Tracking & Analysis of the Flight of a Projectile

May 29, 2002
Tring, UK, May 24, 2002 -- The DRS Hadland Flight Follower is a system for optically tracking and recording images of projectiles in flight using a high-speed camera over a distance of between 50 and 200 meters. Developed to record conventional projectiles that conform to normal ballistic trajectories, DRS Hadland has improved the Flight Follower system such that it is now possible to program the system to accurately track events that do not conform to conventional ballistic flight

Tring, UK, May 24, 2002 -- The DRS Hadland Flight Follower is a system for optically tracking and recording images of projectiles in flight using a high-speed camera over a distance of between 50 and 200 meters. Developed to record conventional projectiles that conform to normal ballistic trajectories, DRS Hadland has improved the Flight Follower system such that it is now possible to program the system to accurately track events that do not conform to conventional ballistic flight.

Projectiles that do not conform to conventional ballistic flight include rockets, rocket assisted missiles, rocket sledges and the latest generation of smart weaponry.

The new system is based upon a programmable scanning mirror positioned in front of a high-speed video camera.

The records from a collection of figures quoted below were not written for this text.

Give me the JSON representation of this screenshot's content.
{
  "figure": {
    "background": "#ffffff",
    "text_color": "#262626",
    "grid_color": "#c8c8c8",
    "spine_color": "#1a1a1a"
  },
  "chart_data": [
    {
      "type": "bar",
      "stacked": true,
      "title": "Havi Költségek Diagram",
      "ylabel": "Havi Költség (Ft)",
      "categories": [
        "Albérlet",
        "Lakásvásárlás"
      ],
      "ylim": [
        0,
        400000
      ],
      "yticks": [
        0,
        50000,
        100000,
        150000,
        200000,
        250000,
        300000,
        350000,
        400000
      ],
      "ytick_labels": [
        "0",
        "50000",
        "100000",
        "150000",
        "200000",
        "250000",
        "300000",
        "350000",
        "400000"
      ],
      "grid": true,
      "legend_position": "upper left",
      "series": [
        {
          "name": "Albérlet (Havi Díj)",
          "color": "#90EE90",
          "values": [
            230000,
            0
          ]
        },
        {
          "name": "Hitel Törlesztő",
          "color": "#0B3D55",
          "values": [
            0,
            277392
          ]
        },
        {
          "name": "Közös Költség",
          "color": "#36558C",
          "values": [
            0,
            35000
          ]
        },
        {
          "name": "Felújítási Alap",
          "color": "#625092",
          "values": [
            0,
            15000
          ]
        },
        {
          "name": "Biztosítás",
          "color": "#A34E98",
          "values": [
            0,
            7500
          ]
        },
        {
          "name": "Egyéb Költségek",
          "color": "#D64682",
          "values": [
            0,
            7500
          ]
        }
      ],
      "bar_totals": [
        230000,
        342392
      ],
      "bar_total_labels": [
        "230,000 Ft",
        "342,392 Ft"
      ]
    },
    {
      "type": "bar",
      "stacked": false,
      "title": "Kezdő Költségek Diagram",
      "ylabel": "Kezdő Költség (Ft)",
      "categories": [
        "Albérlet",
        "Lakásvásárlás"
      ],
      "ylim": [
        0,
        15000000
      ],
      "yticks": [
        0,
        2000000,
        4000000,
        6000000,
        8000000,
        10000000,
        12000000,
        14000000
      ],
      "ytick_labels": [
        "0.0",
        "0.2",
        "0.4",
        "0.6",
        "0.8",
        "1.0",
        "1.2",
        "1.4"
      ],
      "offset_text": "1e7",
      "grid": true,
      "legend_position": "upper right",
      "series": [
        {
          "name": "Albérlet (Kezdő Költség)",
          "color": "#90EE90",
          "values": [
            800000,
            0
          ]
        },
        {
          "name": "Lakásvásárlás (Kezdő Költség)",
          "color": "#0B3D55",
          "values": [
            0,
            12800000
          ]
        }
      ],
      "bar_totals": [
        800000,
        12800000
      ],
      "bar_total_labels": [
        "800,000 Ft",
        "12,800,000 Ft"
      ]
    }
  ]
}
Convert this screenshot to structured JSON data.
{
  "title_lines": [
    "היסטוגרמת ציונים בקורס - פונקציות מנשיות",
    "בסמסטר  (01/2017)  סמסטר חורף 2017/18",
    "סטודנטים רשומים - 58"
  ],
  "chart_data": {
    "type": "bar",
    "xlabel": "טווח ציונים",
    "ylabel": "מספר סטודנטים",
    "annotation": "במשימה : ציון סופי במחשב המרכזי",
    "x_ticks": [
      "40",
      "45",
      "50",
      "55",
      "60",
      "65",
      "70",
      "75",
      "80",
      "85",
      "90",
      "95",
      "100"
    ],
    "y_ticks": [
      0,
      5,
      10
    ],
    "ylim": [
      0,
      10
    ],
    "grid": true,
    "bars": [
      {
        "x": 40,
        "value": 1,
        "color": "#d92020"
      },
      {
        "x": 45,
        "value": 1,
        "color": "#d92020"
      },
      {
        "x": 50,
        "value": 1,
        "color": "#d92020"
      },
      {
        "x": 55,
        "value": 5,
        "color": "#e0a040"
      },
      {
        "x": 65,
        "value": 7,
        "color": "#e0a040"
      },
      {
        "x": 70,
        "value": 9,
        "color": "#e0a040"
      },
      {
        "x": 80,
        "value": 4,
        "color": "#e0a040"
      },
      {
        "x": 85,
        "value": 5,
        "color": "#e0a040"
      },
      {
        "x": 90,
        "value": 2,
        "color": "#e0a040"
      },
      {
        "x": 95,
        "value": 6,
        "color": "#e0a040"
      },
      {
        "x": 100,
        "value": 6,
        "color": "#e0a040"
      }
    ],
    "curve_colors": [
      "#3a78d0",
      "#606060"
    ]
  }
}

The acceleration profile of the object to be tracked can now be entered into the new 'rocket software' which converts the information into the correct scan profile for the mirror to follow the object taking into account the geometry of the set-up which may now be non-symmetric. This increased operational versatility means that the Flight Follower is uniquely able to optically track and analyze the performance of almost any projectile irrespective of the flight trajectory it may follow.

Providing continuous, high resolution scanning across a 90 degree tracking angle the system records the whole flight of the projectile rather than capturing its status at a series of individual points. In this way visualization of projectile integrity and flight attitude (spin, pitch and yaw) may be measured continuously greatly enhancing the speed and quality of flight analysis. With the mirror optical scan covering a 90 degree arc the high speed video camera within the system is able to `see` the projectile over a trajectory length equal to twice the stand-off distance between the camera station and the line of flight of the projectile.